Che belli gli occhi dei vecchi ancora così pieni di speranza
Nel mio libro Vecchi leoni , un giovanotto offende uno dei protagonisti dandogli del rimbambito e invitandolo con male parole a darsi un'occhiata allo specchio per vedere come è ridotto. Il vecchio, tornato a casa, segue il suggerimento e anche lui, come fa lo specchio del bagno, riflette. Vede un volto segnato da rughe, capelli bianchi, palpebre appesantite, la pelle qua e là cascante. «E allora? - si dice -. È il viso di un vecchio, sì, ma di un vecchio ancora capace di sorridere e di risentirsi. E poi, perché tanti si fermano alle rughe, ai capelli bianchi, alla fragilità del corpo e non guardano gli occhi dei vecchi? Se la vita non li ha spenti, li vedrebbero ancora brillare di sogni, d'ira, d'amore e, perché no?, di speranza» .

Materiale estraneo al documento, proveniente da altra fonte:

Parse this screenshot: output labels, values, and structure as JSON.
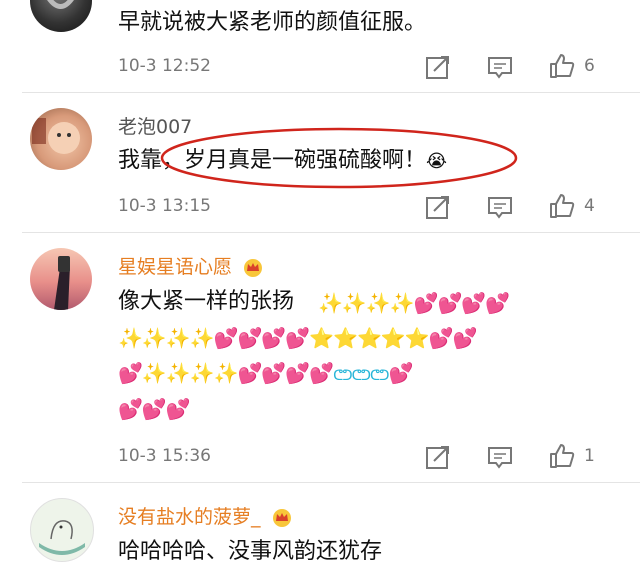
{
  "comments": [
    {
      "name": "",
      "text": "早就说被大紧老师的颜值征服。",
      "time": "10-3 12:52",
      "likes": "6"
    },
    {
      "name": "老泡007",
      "text": "我靠，岁月真是一碗强硫酸啊！",
      "emoji": "😭",
      "time": "10-3 13:15",
      "likes": "4"
    },
    {
      "name": "星娱星语心愿",
      "text": "像大紧一样的张扬",
      "row1": "✨✨✨✨💕💕💕💕",
      "row2": "✨✨✨✨💕💕💕💕⭐⭐⭐⭐⭐💕💕",
      "row3": "💕✨✨✨✨💕💕💕💕",
      "row3b": "ᕦᕤᕦᕤᕦᕤ",
      "row3c": "💕",
      "row4": "💕💕💕",
      "time": "10-3 15:36",
      "likes": "1"
    },
    {
      "name": "没有盐水的菠萝_",
      "text": "哈哈哈哈、没事风韵还犹存"
    }
  ],
  "colors": {
    "vip_name": "#e67e22",
    "plain_name": "#555555",
    "highlight_oval": "#d0251c"
  }
}
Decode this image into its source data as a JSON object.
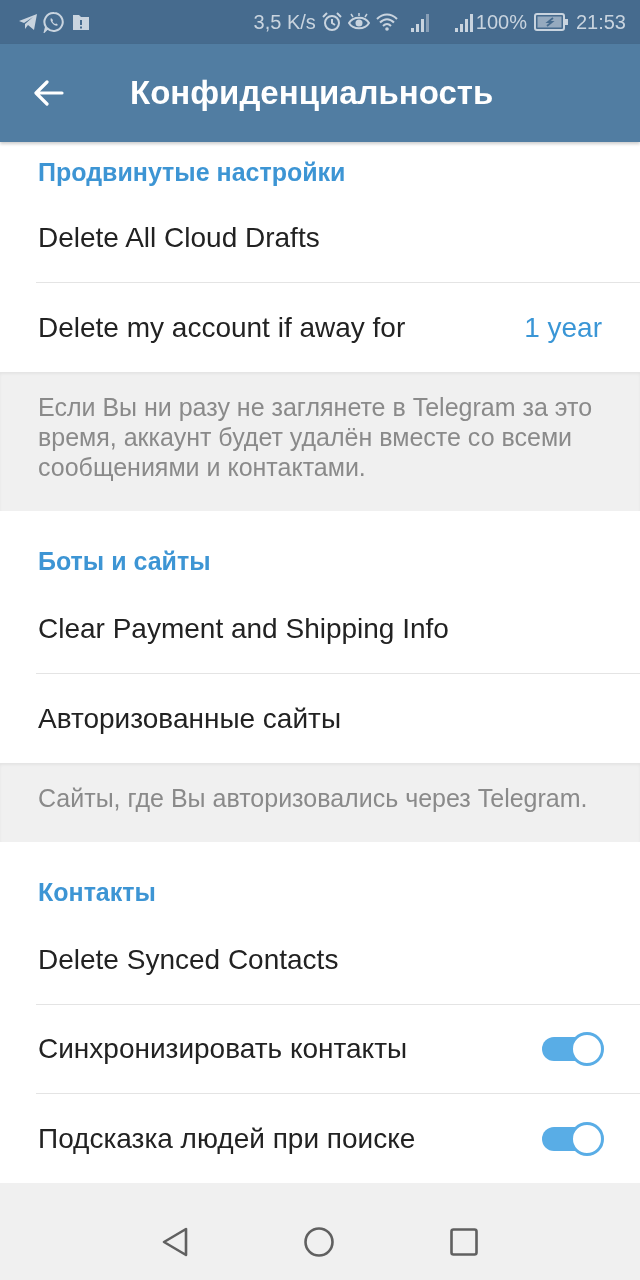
{
  "status_bar": {
    "speed": "3,5 K/s",
    "battery": "100%",
    "time": "21:53"
  },
  "header": {
    "title": "Конфиденциальность"
  },
  "sections": [
    {
      "title": "Продвинутые настройки",
      "rows": [
        {
          "kind": "plain",
          "label": "Delete All Cloud Drafts"
        },
        {
          "kind": "value",
          "label": "Delete my account if away for",
          "value": "1 year"
        }
      ],
      "footer": "Если Вы ни разу не заглянете в Telegram за это время, аккаунт будет удалён вместе со всеми сообщениями и контактами."
    },
    {
      "title": "Боты и сайты",
      "rows": [
        {
          "kind": "plain",
          "label": "Clear Payment and Shipping Info"
        },
        {
          "kind": "plain",
          "label": "Авторизованные сайты"
        }
      ],
      "footer": "Сайты, где Вы авторизовались через Telegram."
    },
    {
      "title": "Контакты",
      "rows": [
        {
          "kind": "plain",
          "label": "Delete Synced Contacts"
        },
        {
          "kind": "toggle",
          "label": "Синхронизировать контакты",
          "on": true
        },
        {
          "kind": "toggle",
          "label": "Подсказка людей при поиске",
          "on": true
        }
      ]
    }
  ]
}
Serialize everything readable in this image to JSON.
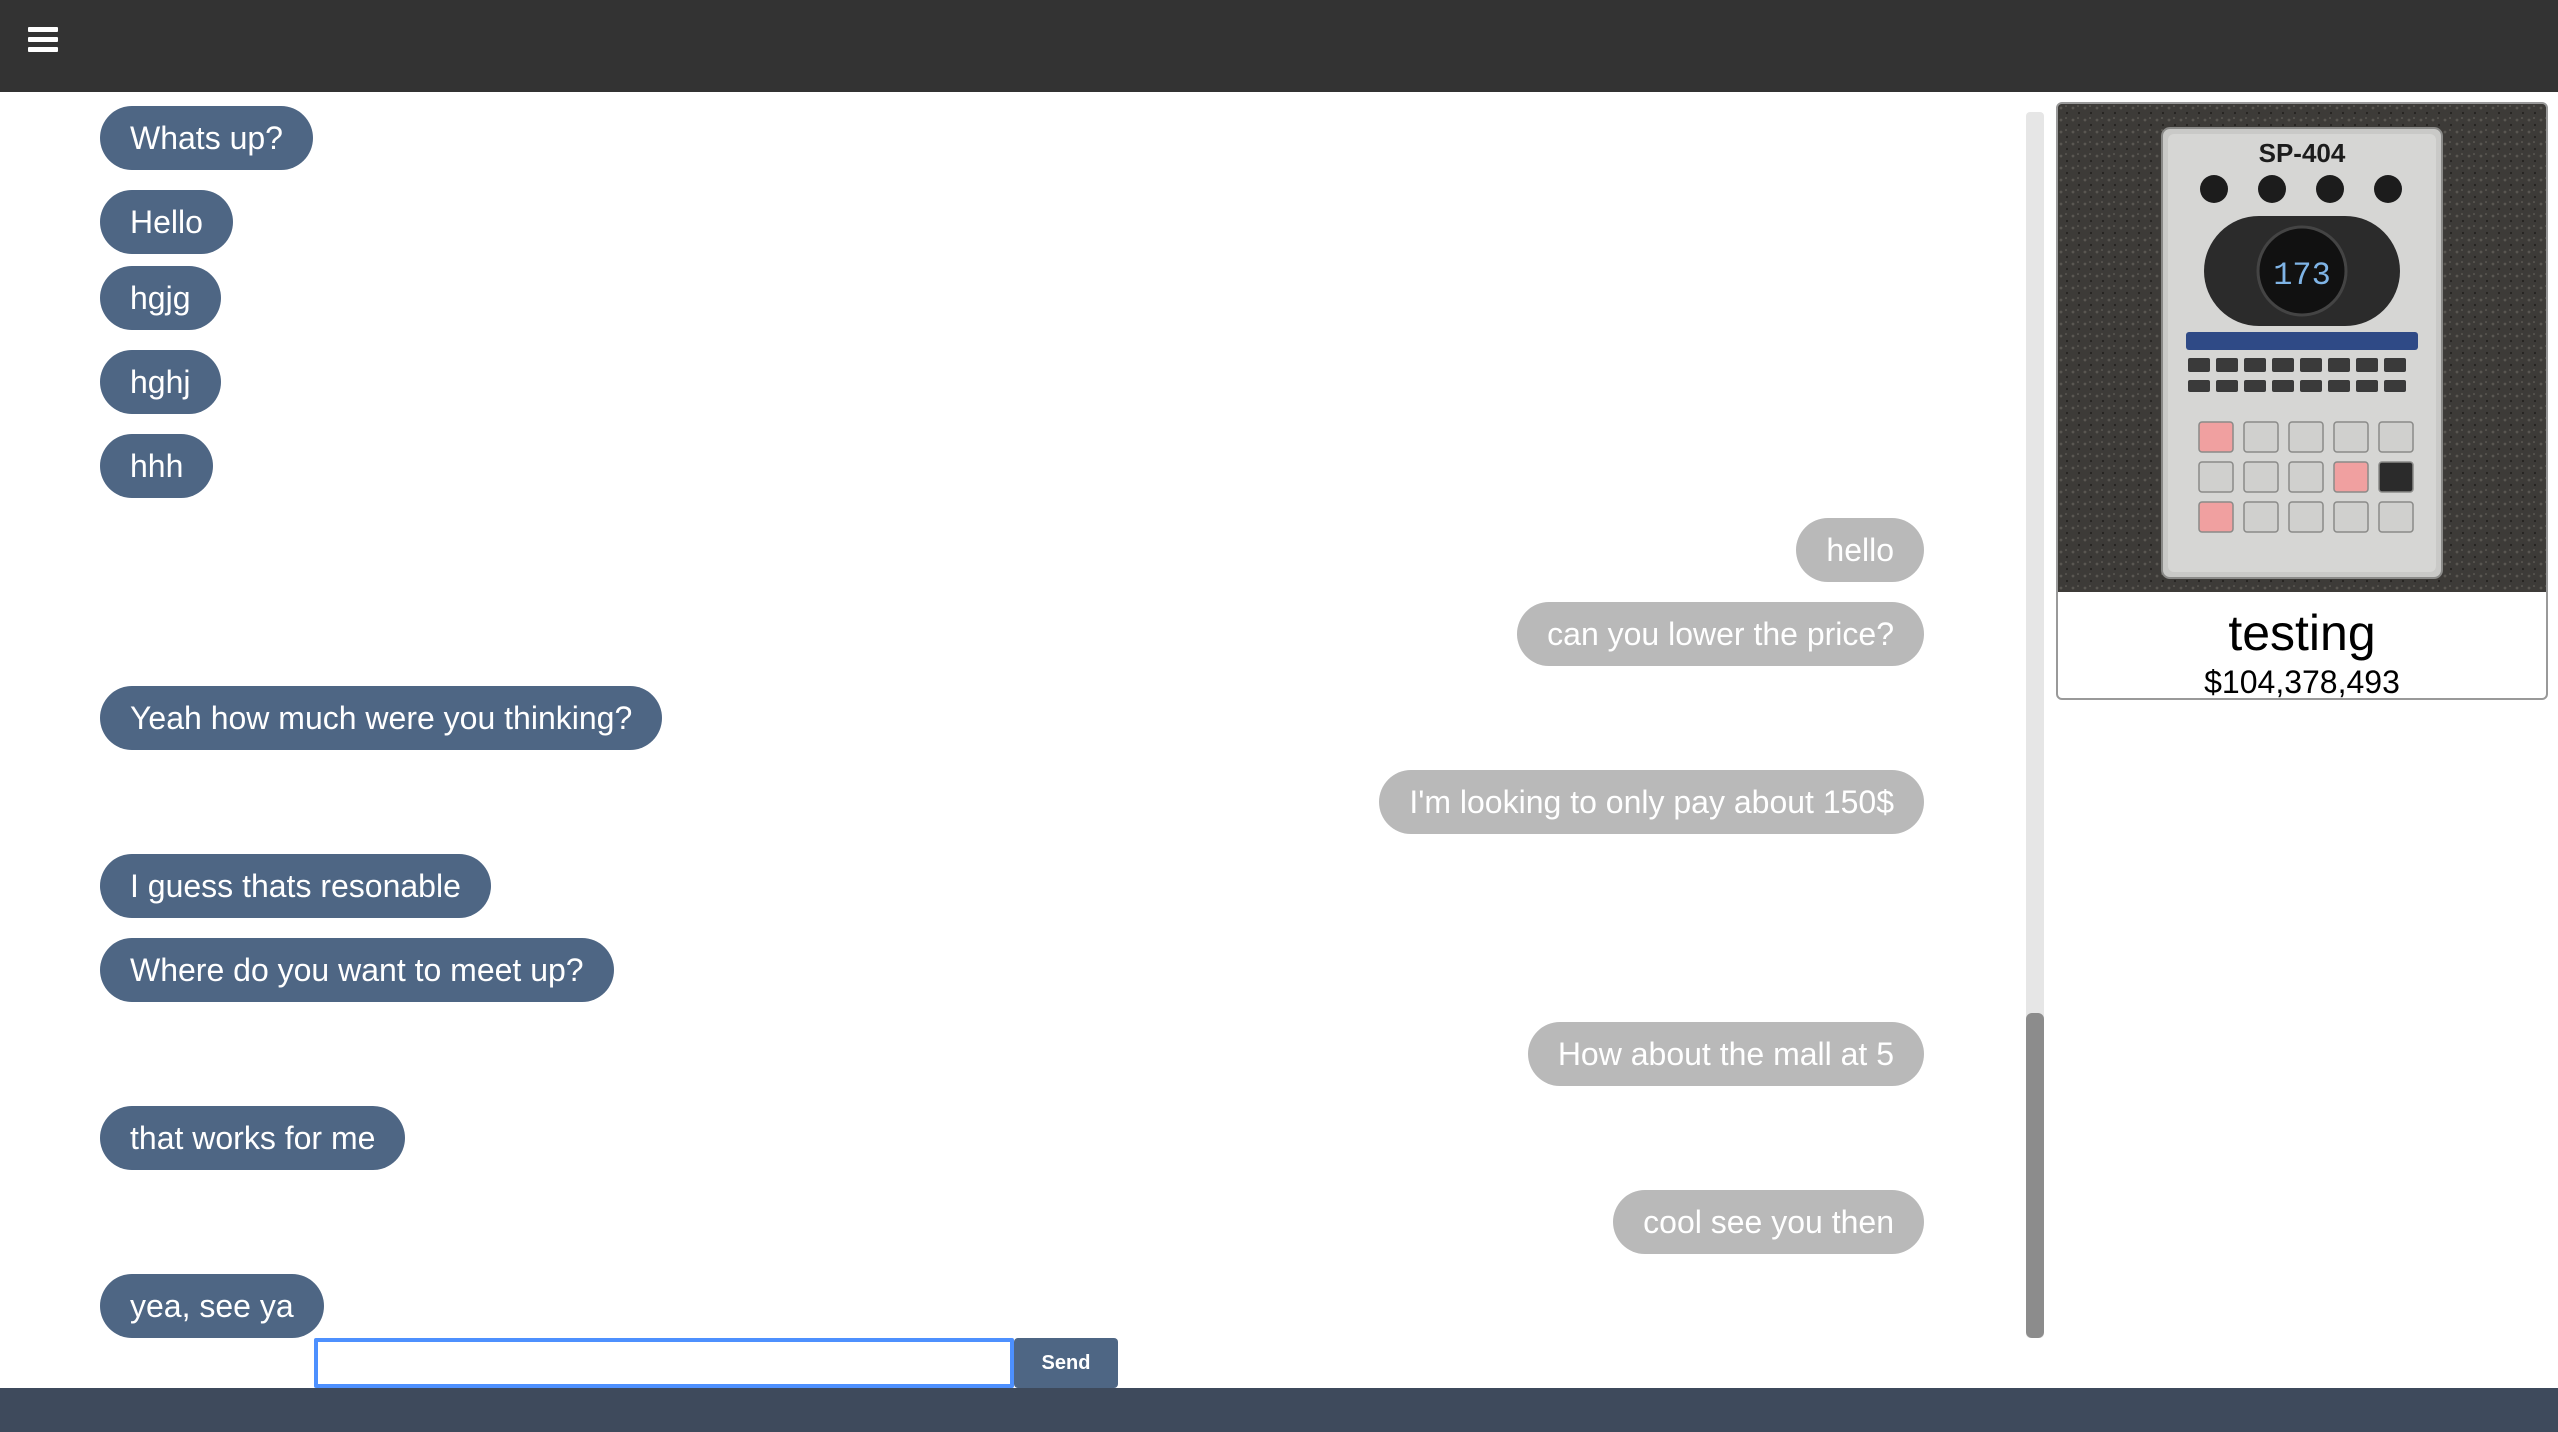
{
  "header": {
    "menu_icon": "hamburger-menu-icon"
  },
  "messages": [
    {
      "from": "them",
      "text": "Whats up?"
    },
    {
      "from": "them",
      "text": "Hello"
    },
    {
      "from": "them",
      "text": "hgjg"
    },
    {
      "from": "them",
      "text": "hghj"
    },
    {
      "from": "them",
      "text": "hhh"
    },
    {
      "from": "me",
      "text": "hello"
    },
    {
      "from": "me",
      "text": "can you lower the price?"
    },
    {
      "from": "them",
      "text": "Yeah how much were you thinking?"
    },
    {
      "from": "me",
      "text": "I'm looking to only pay about 150$"
    },
    {
      "from": "them",
      "text": "I guess thats resonable"
    },
    {
      "from": "them",
      "text": "Where do you want to meet up?"
    },
    {
      "from": "me",
      "text": "How about the mall at 5"
    },
    {
      "from": "them",
      "text": "that works for me"
    },
    {
      "from": "me",
      "text": "cool see you then"
    },
    {
      "from": "them",
      "text": "yea, see ya"
    }
  ],
  "composer": {
    "value": "",
    "send_label": "Send"
  },
  "listing": {
    "title": "testing",
    "price": "$104,378,493",
    "image_label": "SP-404",
    "display_value": "173"
  },
  "colors": {
    "their_bubble": "#4e6684",
    "my_bubble": "#b9b9b9",
    "topbar": "#333333",
    "bottombar": "#3e4a5c",
    "input_focus": "#4d90fe"
  }
}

Il rapporto con il proprio viso e con quello degli altri è uno di quei temi che hanno da sempre affascinato l'artista, lo scienziato e l'uomo comune. Passiamo una vita a spiare, con piacere, ma per lo più con apprensione, la nostra faccia, a evitare di perdere la faccia, a salvarla, a nasconderla, a truccarla, a guardarci in faccia con il nostro prossimo. «La nostra faccia è la cosa con cui abbiamo a che fare di più, ma di cui parliamo di meno. A volte parlarne ci spaventa», scrive Tullio Pericoli nel suo ultimo e prezioso libro L'anima del volto (Bompiani, 2005). Pericoli è pittore e disegnatore con una strepitosa capacità di ritrattista. Ho imparato di più dalle sue riflessioni sulla propria lunghissima esperienza di ritrattista che su molti libri di psicologia.
La complessa relazione con il nostro volto
Fin da quando, da poco venuti al mondo ed esperti soltanto del volto materno e delle persone che più ci sono vicine, ci imbattiamo in uno specchio e osserviamo sorpresi quel faccino che non sappiamo essere il nostro, il rapporto con il volto, dapprima improntato alla curiosità e al gioco, si evolve fino a trasformarsi in una complessa relazione. Nel migliore dei casi, se lo sguardo e il sorriso materno precedenti alla scoperta dello specchio ci hanno rinviato immagini d'amore e di accoglimento, il primo incontro con il nostro volto avverrà sotto i migliori auspici. In seguito, però, non sarà soltanto l'oggetto specchio a riflettere il nostro viso ma anche lo sguardo, non sempre benevolo, dei nostri simili e la vita comincerà a modellare il nostro volto, che finirà con il portare i segni delle gioie e dei dolori dell'incontro con il mondo. Fin dalla preadolescenza atteggeremo il viso per adattarci al meglio a quelle che riteniamo essere le esigenze del nostro ambiente, tenteremo di indossare delle maschere sociali. Sapendo che, come scrive Pericoli, «la faccia è un'autobiografia sintetica con la quale ci presentiamo sapendo di esporci a un'indagine che passa attraverso di essa, temiamo che gli altri scoprano chi siamo e cosa proviamo, amore, paura, insincerità e ci illudiamo che la maschera ci renda impenetrabili. Più avanti ricorreremo forse a trucchi cosmetici e chirurgici, ma ben sapendo che quello non è il nostro vero volto il nostro rapporto con lo specchio diventerà sempre più difficile e diffidente». Se vorremo invece evitare di barare, dovremo condividere le parole di Conrad: «Ogni faccia è la base dell'espressione, come se, essendo tutto il resto eredità , mistero o caso, solo essa fosse stata plasmata consapevolmente dall'animo interiore» e non ci sono trucchi che tengano. Non siamo del tutto trasparenti né del tutto opachi. L'identità presuppone uno spazio opaco, solo nostro, impermeabile ai pregiudizi degli altri. Uno spazio da difendere contro chi ci vuole o ci crede trasparenti. Per Winnicott ogni individuo è isolato, costantemente non comunicante, costantemente ignoto, di fatto non scoperto. Al centro di ogni persona c'è un elemento incomunicato, inviolabile, che è sacro e va preservato.
Forse per questo, quando moriamo e non abbiamo più le forze per difendere il nostro «segreto», l'anima si stacca da quel corpo e da quel viso in cerca di luoghi più sicuri.